Lusa - 13 Jan 04
Aborto
Mulheres em Acção querem sensibilizar sobre consequências de "pesadelo"

 
Lisboa, 13 Jan (Lusa) - A associação Mulheres em Acção iniciou hoje, com a distribuição de panfletos em frente à Assembleia da República, uma campanha de sensibilização sobre os riscos que sofrem as mulheres que recorrem à interrupção voluntária da gravidez.

Esta associação Pró-Vida resolveu iniciar a campanha "Se a gravidez é um problema, o aborto é um pesadelo" porque não há estudos nem informação suficiente sobre as consequências para quem pratica um aborto, disse à Agência Lusa Madalena Simas, uma das organizadoras.

A campanha de sensibilização vai decorrer nos próximos dias pelos locais mais movimentados de Lisboa, com o auxílio de um jipe e de uma coluna de som, que grita "O aborto destrói-nos. A mulher tem de ser protegida do aborto...".

Hoje de manhã três elementos da associação estiveram durante cerca de uma hora junto à Assembleia da República, onde conversaram e distribuíram panfletos aos transeuntes, sensibilizando-os para os riscos da interrupção voluntária da gravidez.

"Antes de se realizar qualquer referendo sobre o aborto é preciso que as pessoas estejam bem informadas sobre as nefastas consequências psicológicas da realização da interrupção voluntária da gravidez", adiantou à Lusa Madalena Simas.

A associação tem já marcadas diversas audiências com deputados do PSD para que o Governo faça um "levantamento sério de todas as consequências do aborto".

Quanto a um eventual referendo sobre o aborto, Madalena Simas diz-se contra "porque não se devem repetir as consultas até que o seu resultado seja o que os seus organizadores pretendem".

Contudo, caso se venha a fazer outro referendo, as Mulheres em Acção querem que se pergunte aos portugueses se concordam com a revogação da Lei de 1984, que permite a prática da interrupção voluntária da gravidez em determinados casos.

Questionadas sobre o julgamento relativo à prática de aborto clandestino que hoje prossegue em Aveiro, envolvendo 17 acusados, Madalena Simas diz não concordar que as mulheres que interromperam a gravidez sejam condenadas.

"Não queremos que as mulheres vão para a prisão", mas "não somos a favor da liberalização, porque o que é necessário é evitar que as mulheres recorram ao aborto", adiantou.

"Liberalizar é dizer: façam o aborto, o que nós contestamos", acrescentou Madalena Simas.

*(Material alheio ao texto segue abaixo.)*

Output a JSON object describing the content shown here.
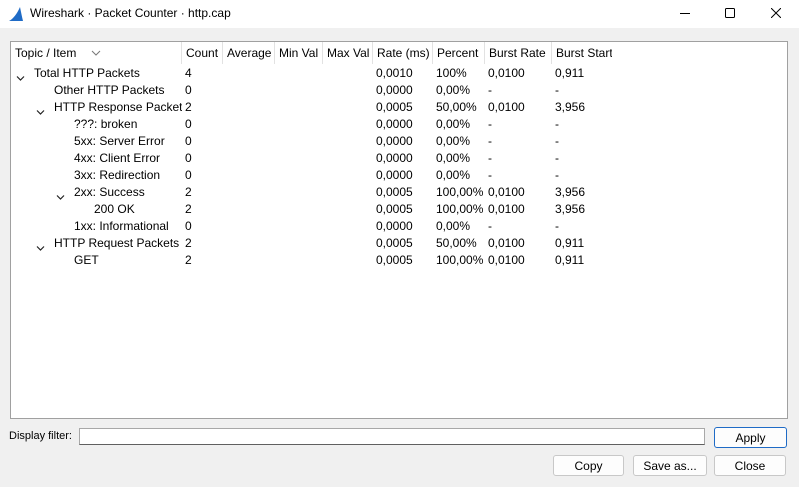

Ainda a propósito do julgamento de Aveiro, Madalena Simas critica a "palhaçada" que se está a viver hoje com as manifestações promovidas principalmente pelos partidos de esquerda, que fazem do aborto uma bandeira.

"Vivemos numa democracia, é importante dizer que o aborto é uma das práticas das ditaduras, como o nazismo e o comunismo", adiantou.

A associação Mulheres em Acção está formada há cerca de três anos e engloba "homens e mulheres, algumas arrependidas por terem praticado aborto", contou a mesma fonte.

A associação pretende ajudar as mulheres que sintam dificuldade em falar sobre o aborto e ajudar também aquelas que o praticaram, acrescentou Ana Teresa Barquinha, da associação.

SB.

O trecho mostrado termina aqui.